In Helen’s experience, high-quality training and mentoring are crucial. She believes that the support she received during her early years of teaching were essential for her development and confidence in the classroom. ‘Beyond the formal mentoring during training and NQT years, this support came from being part of a highly qualified, well-resourced department where there were many experts who I could learn from through conversations, sharing resources and lesson observations,’ she says. ‘Had I been in a less supportive environment, or one where I was the only chemistry/physics teacher, I am certain that I would have struggled much more and it would have taken me longer to gain confidence and skill.

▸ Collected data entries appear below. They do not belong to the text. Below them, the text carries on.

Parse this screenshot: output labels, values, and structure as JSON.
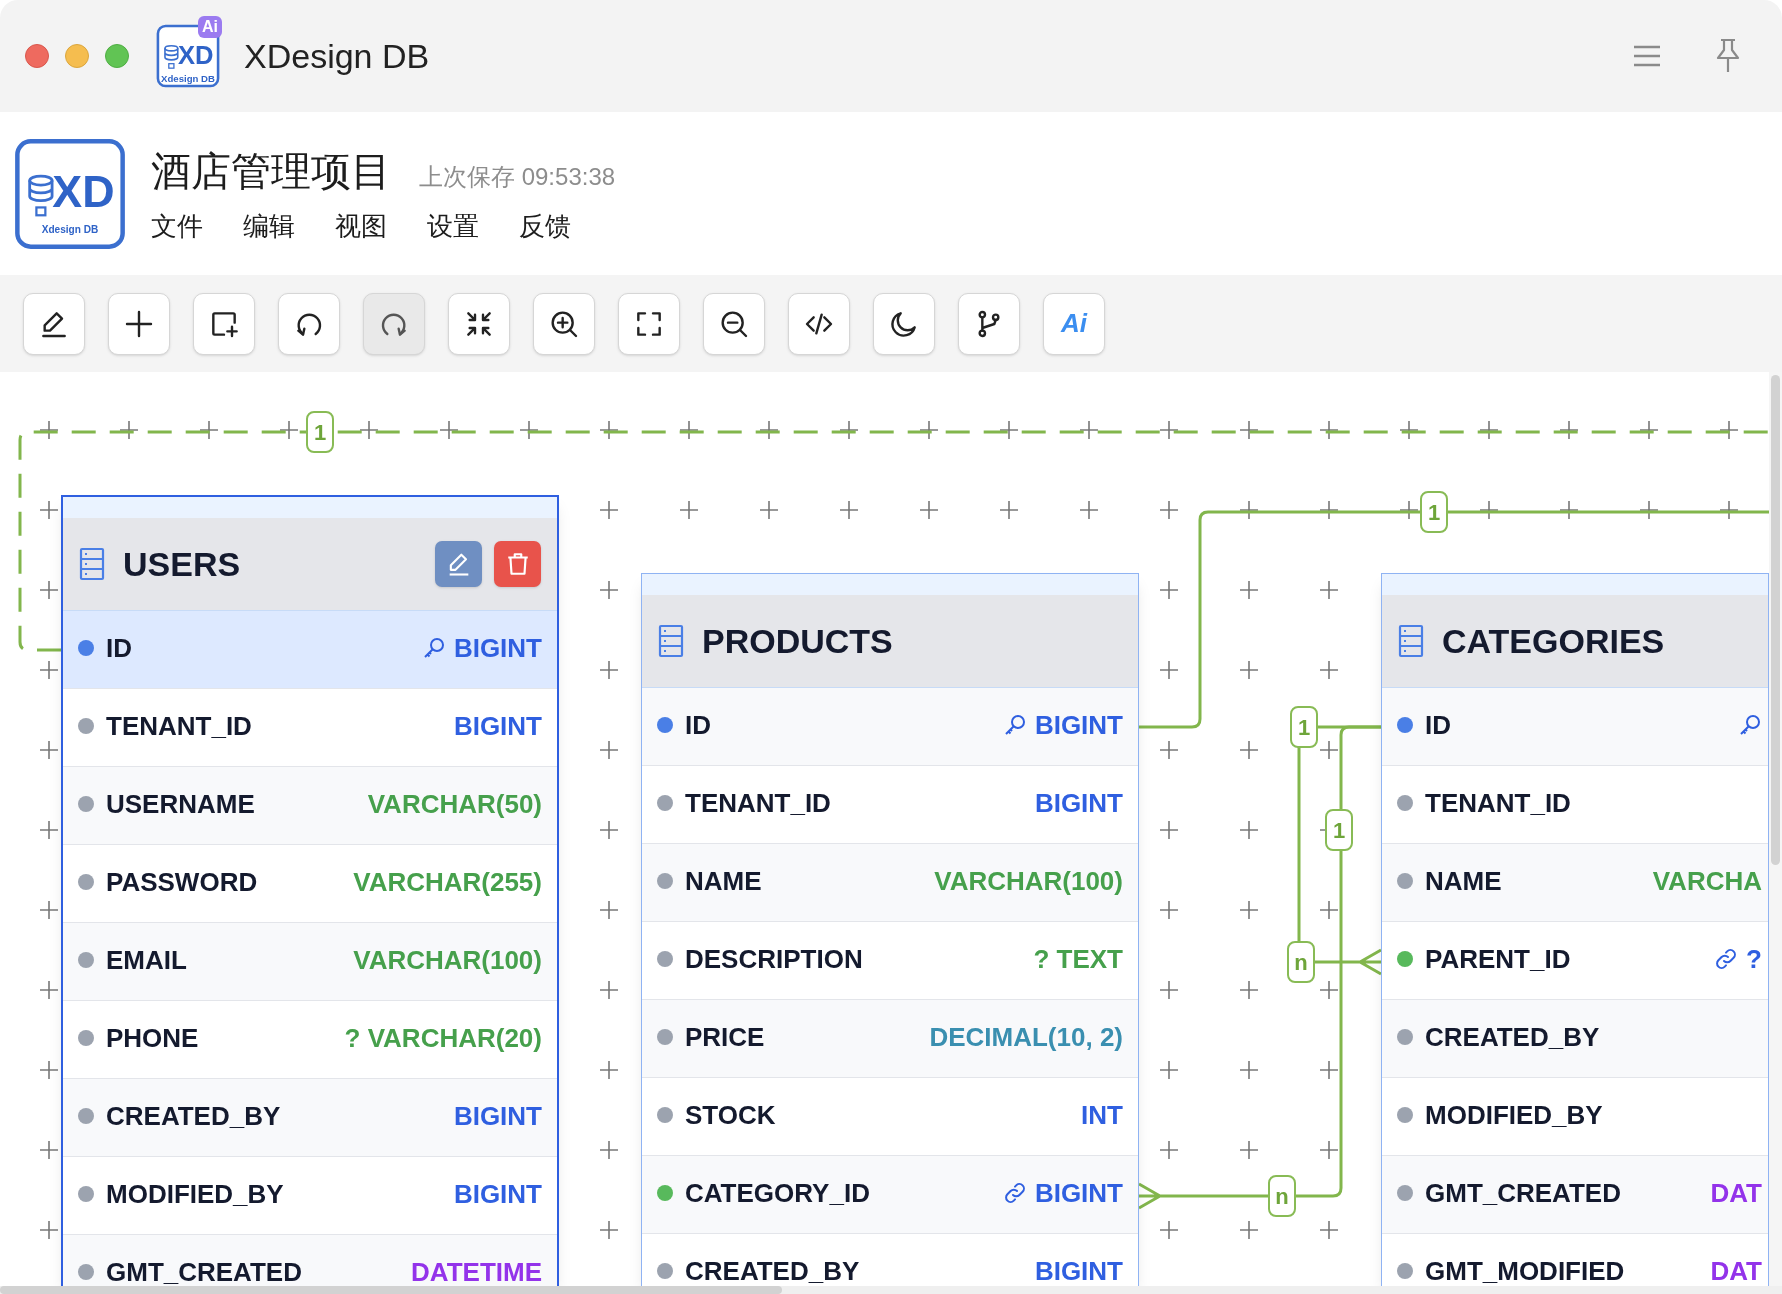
{
  "window": {
    "title": "XDesign DB",
    "app_icon": {
      "mark": "XD",
      "caption": "Xdesign DB",
      "badge": "Ai"
    }
  },
  "header": {
    "logo": {
      "mark": "XD",
      "caption": "Xdesign DB"
    },
    "project": "酒店管理项目",
    "saved": "上次保存 09:53:38",
    "menu": [
      "文件",
      "编辑",
      "视图",
      "设置",
      "反馈"
    ]
  },
  "toolbar": [
    {
      "kind": "edit",
      "pressed": false
    },
    {
      "kind": "add",
      "pressed": false
    },
    {
      "kind": "add-frame",
      "pressed": false
    },
    {
      "kind": "undo",
      "pressed": false
    },
    {
      "kind": "redo",
      "pressed": true
    },
    {
      "kind": "fit",
      "pressed": false
    },
    {
      "kind": "zoom-in",
      "pressed": false
    },
    {
      "kind": "fullscreen",
      "pressed": false
    },
    {
      "kind": "zoom-out",
      "pressed": false
    },
    {
      "kind": "code",
      "pressed": false
    },
    {
      "kind": "theme",
      "pressed": false
    },
    {
      "kind": "branch",
      "pressed": false
    },
    {
      "kind": "ai",
      "label": "Ai",
      "pressed": false
    }
  ],
  "tables": [
    {
      "name": "USERS",
      "selected": true,
      "fields": [
        {
          "name": "ID",
          "kind": "pk",
          "type": "BIGINT",
          "color": "#2f5fe0",
          "highlighted": true
        },
        {
          "name": "TENANT_ID",
          "kind": "plain",
          "type": "BIGINT",
          "color": "#2f5fe0",
          "highlighted": false
        },
        {
          "name": "USERNAME",
          "kind": "plain",
          "type": "VARCHAR(50)",
          "color": "#46a04c",
          "highlighted": false
        },
        {
          "name": "PASSWORD",
          "kind": "plain",
          "type": "VARCHAR(255)",
          "color": "#46a04c",
          "highlighted": false
        },
        {
          "name": "EMAIL",
          "kind": "plain",
          "type": "VARCHAR(100)",
          "color": "#46a04c",
          "highlighted": false
        },
        {
          "name": "PHONE",
          "kind": "plain",
          "type": "? VARCHAR(20)",
          "color": "#46a04c",
          "highlighted": false
        },
        {
          "name": "CREATED_BY",
          "kind": "plain",
          "type": "BIGINT",
          "color": "#2f5fe0",
          "highlighted": false
        },
        {
          "name": "MODIFIED_BY",
          "kind": "plain",
          "type": "BIGINT",
          "color": "#2f5fe0",
          "highlighted": false
        },
        {
          "name": "GMT_CREATED",
          "kind": "plain",
          "type": "DATETIME",
          "color": "#9333ea",
          "highlighted": false
        }
      ]
    },
    {
      "name": "PRODUCTS",
      "selected": false,
      "fields": [
        {
          "name": "ID",
          "kind": "pk",
          "type": "BIGINT",
          "color": "#2f5fe0",
          "highlighted": false
        },
        {
          "name": "TENANT_ID",
          "kind": "plain",
          "type": "BIGINT",
          "color": "#2f5fe0",
          "highlighted": false
        },
        {
          "name": "NAME",
          "kind": "plain",
          "type": "VARCHAR(100)",
          "color": "#46a04c",
          "highlighted": false
        },
        {
          "name": "DESCRIPTION",
          "kind": "plain",
          "type": "? TEXT",
          "color": "#46a04c",
          "highlighted": false
        },
        {
          "name": "PRICE",
          "kind": "plain",
          "type": "DECIMAL(10, 2)",
          "color": "#3a8fb0",
          "highlighted": false
        },
        {
          "name": "STOCK",
          "kind": "plain",
          "type": "INT",
          "color": "#2f5fe0",
          "highlighted": false
        },
        {
          "name": "CATEGORY_ID",
          "kind": "fk",
          "type": "BIGINT",
          "color": "#2f5fe0",
          "highlighted": false
        },
        {
          "name": "CREATED_BY",
          "kind": "plain",
          "type": "BIGINT",
          "color": "#2f5fe0",
          "highlighted": false
        }
      ]
    },
    {
      "name": "CATEGORIES",
      "selected": false,
      "fields": [
        {
          "name": "ID",
          "kind": "pk",
          "highlighted": false
        },
        {
          "name": "TENANT_ID",
          "kind": "plain",
          "highlighted": false
        },
        {
          "name": "NAME",
          "kind": "plain",
          "type": "VARCHA",
          "color": "#46a04c",
          "highlighted": false
        },
        {
          "name": "PARENT_ID",
          "kind": "fk",
          "type": "?",
          "color": "#2f5fe0",
          "highlighted": false
        },
        {
          "name": "CREATED_BY",
          "kind": "plain",
          "highlighted": false
        },
        {
          "name": "MODIFIED_BY",
          "kind": "plain",
          "highlighted": false
        },
        {
          "name": "GMT_CREATED",
          "kind": "plain",
          "type": "DAT",
          "color": "#9333ea",
          "highlighted": false
        },
        {
          "name": "GMT_MODIFIED",
          "kind": "plain",
          "type": "DAT",
          "color": "#9333ea",
          "highlighted": false
        }
      ]
    }
  ],
  "relations": [
    {
      "kind": "dashed",
      "labels": [
        "1"
      ]
    },
    {
      "kind": "solid",
      "labels": [
        "1"
      ]
    },
    {
      "kind": "solid",
      "labels": [
        "1",
        "n"
      ]
    },
    {
      "kind": "solid",
      "labels": [
        "1",
        "n"
      ]
    }
  ]
}
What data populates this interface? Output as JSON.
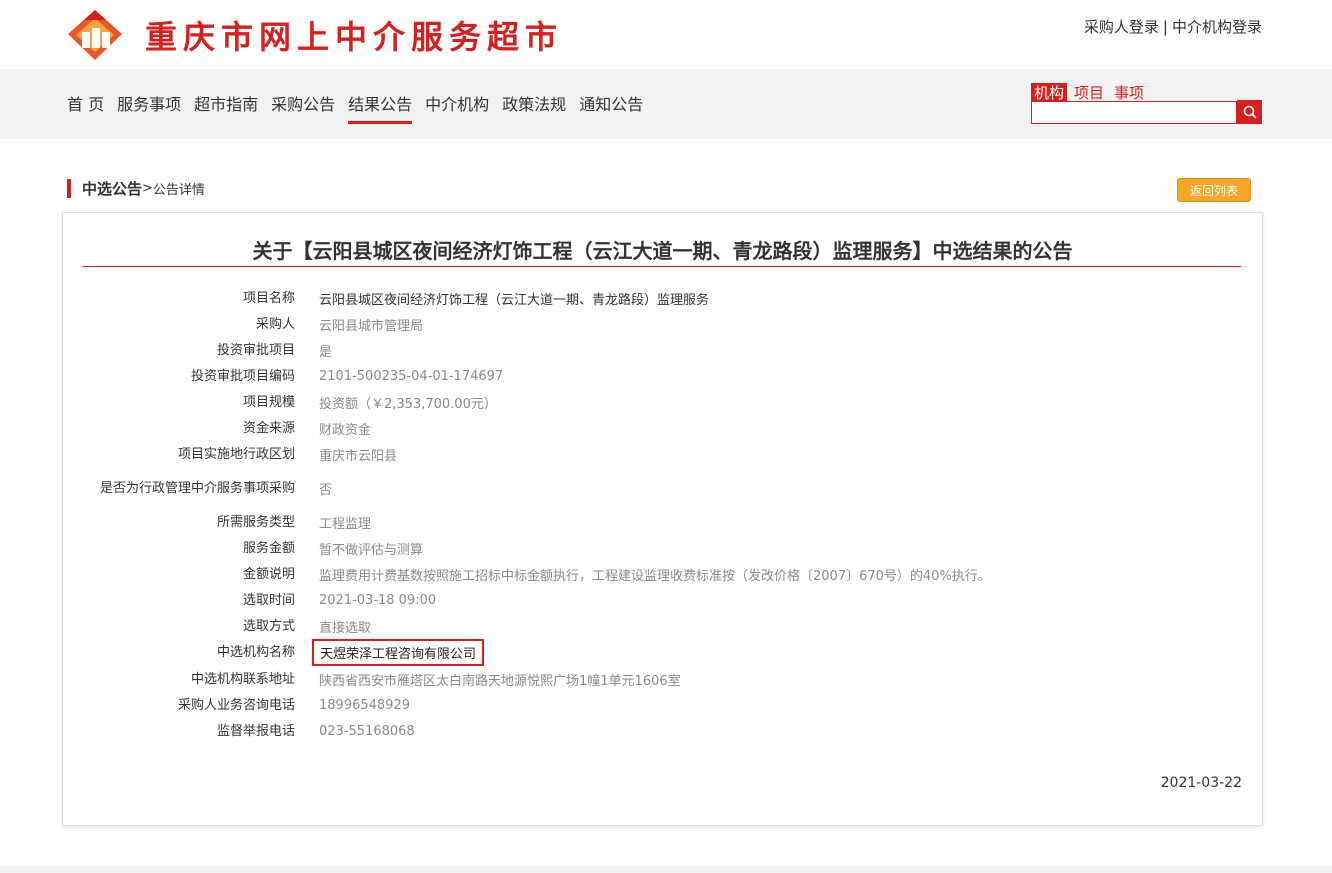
{
  "header": {
    "site_title": "重庆市网上中介服务超市",
    "login_buyer": "采购人登录",
    "login_sep": "|",
    "login_agency": "中介机构登录"
  },
  "nav": {
    "items": [
      "首 页",
      "服务事项",
      "超市指南",
      "采购公告",
      "结果公告",
      "中介机构",
      "政策法规",
      "通知公告"
    ],
    "active": "结果公告"
  },
  "search": {
    "tabs": [
      "机构",
      "项目",
      "事项"
    ],
    "active_tab": "机构",
    "value": ""
  },
  "breadcrumb": {
    "main": "中选公告",
    "sep": ">",
    "sub": "公告详情"
  },
  "back_button": "返回列表",
  "announcement": {
    "title": "关于【云阳县城区夜间经济灯饰工程（云江大道一期、青龙路段）监理服务】中选结果的公告",
    "rows": [
      {
        "label": "项目名称",
        "value": "云阳县城区夜间经济灯饰工程（云江大道一期、青龙路段）监理服务"
      },
      {
        "label": "采购人",
        "value": "云阳县城市管理局"
      },
      {
        "label": "投资审批项目",
        "value": "是"
      },
      {
        "label": "投资审批项目编码",
        "value": "2101-500235-04-01-174697"
      },
      {
        "label": "项目规模",
        "value": "投资额（￥2,353,700.00元）"
      },
      {
        "label": "资金来源",
        "value": "财政资金"
      },
      {
        "label": "项目实施地行政区划",
        "value": "重庆市云阳县"
      },
      {
        "label": "是否为行政管理中介服务事项采购",
        "value": "否"
      },
      {
        "label": "所需服务类型",
        "value": "工程监理"
      },
      {
        "label": "服务金额",
        "value": "暂不做评估与测算"
      },
      {
        "label": "金额说明",
        "value": "监理费用计费基数按照施工招标中标金额执行，工程建设监理收费标准按（发改价格〔2007〕670号）的40%执行。"
      },
      {
        "label": "选取时间",
        "value": "2021-03-18 09:00"
      },
      {
        "label": "选取方式",
        "value": "直接选取"
      },
      {
        "label": "中选机构名称",
        "value": "天煜荣泽工程咨询有限公司"
      },
      {
        "label": "中选机构联系地址",
        "value": "陕西省西安市雁塔区太白南路天地源悦熙广场1幢1单元1606室"
      },
      {
        "label": "采购人业务咨询电话",
        "value": "18996548929"
      },
      {
        "label": "监督举报电话",
        "value": "023-55168068"
      }
    ],
    "date": "2021-03-22"
  },
  "colors": {
    "brand_red": "#d7201e",
    "button_orange": "#f5a623",
    "nav_bg": "#f2f2f2"
  },
  "icons": {
    "logo": "house-logo-icon",
    "search": "search-icon"
  }
}
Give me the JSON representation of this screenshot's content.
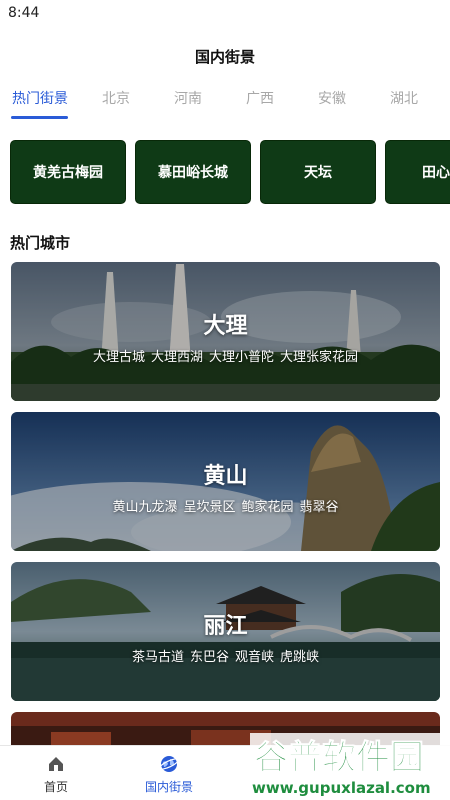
{
  "status": {
    "time": "8:44"
  },
  "header": {
    "title": "国内街景"
  },
  "tabs": [
    {
      "label": "热门街景",
      "active": true
    },
    {
      "label": "北京",
      "active": false
    },
    {
      "label": "河南",
      "active": false
    },
    {
      "label": "广西",
      "active": false
    },
    {
      "label": "安徽",
      "active": false
    },
    {
      "label": "湖北",
      "active": false
    }
  ],
  "chips": [
    "黄羌古梅园",
    "慕田峪长城",
    "天坛",
    "田心镇"
  ],
  "hot_cities": {
    "title": "热门城市",
    "cards": [
      {
        "name": "大理",
        "spots": [
          "大理古城",
          "大理西湖",
          "大理小普陀",
          "大理张家花园"
        ]
      },
      {
        "name": "黄山",
        "spots": [
          "黄山九龙瀑",
          "呈坎景区",
          "鲍家花园",
          "翡翠谷"
        ]
      },
      {
        "name": "丽江",
        "spots": [
          "茶马古道",
          "东巴谷",
          "观音峡",
          "虎跳峡"
        ]
      }
    ]
  },
  "bottom_nav": [
    {
      "label": "首页",
      "icon": "home-icon",
      "active": false
    },
    {
      "label": "国内街景",
      "icon": "globe-icon",
      "active": true
    }
  ],
  "watermark": {
    "brand": "谷普软件园",
    "url": "www.gupuxlazal.com"
  },
  "colors": {
    "accent": "#2a5bd7",
    "chip_bg": "#0f3a16"
  }
}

In an extreme situation I could well have left the profession.’
John Holman, former president of the Royal Society of Chemistry and senior adviser to the Gatsby Foundation, says that it’s often someone’s working conditions that can make the biggest difference. ‘The feeling that you are being trusted to get on with the job can make a big difference to a teacher’s wish to stay in a school, whereas managing by rules and numbers can create an oppressive atmosphere that may drive teachers away,’ he says. John notes that it’s important for autonomy-supportive leadership to be embraced by those at the top of schools’ management structures. ‘If senior leaders encourage autonomy in middle managers, it is much easier for science leaders to support it within their department,’ he says.
But how likely are school leaders to implement Gatsby’s proposals? Anna acknowledges that new initiatives are particularly difficult when budgets are very tight but stresses that addressing this issue is vital. Helen believes the report’s suggestions on deployment and development deserve careful consideration. ‘These seem to be practical suggestions which could often be implemented relatively easily with some thoughtful forward-planning. [But] there will be challenges around the deployment of staff especially for schools who do not have many teachers specialising in any given science.’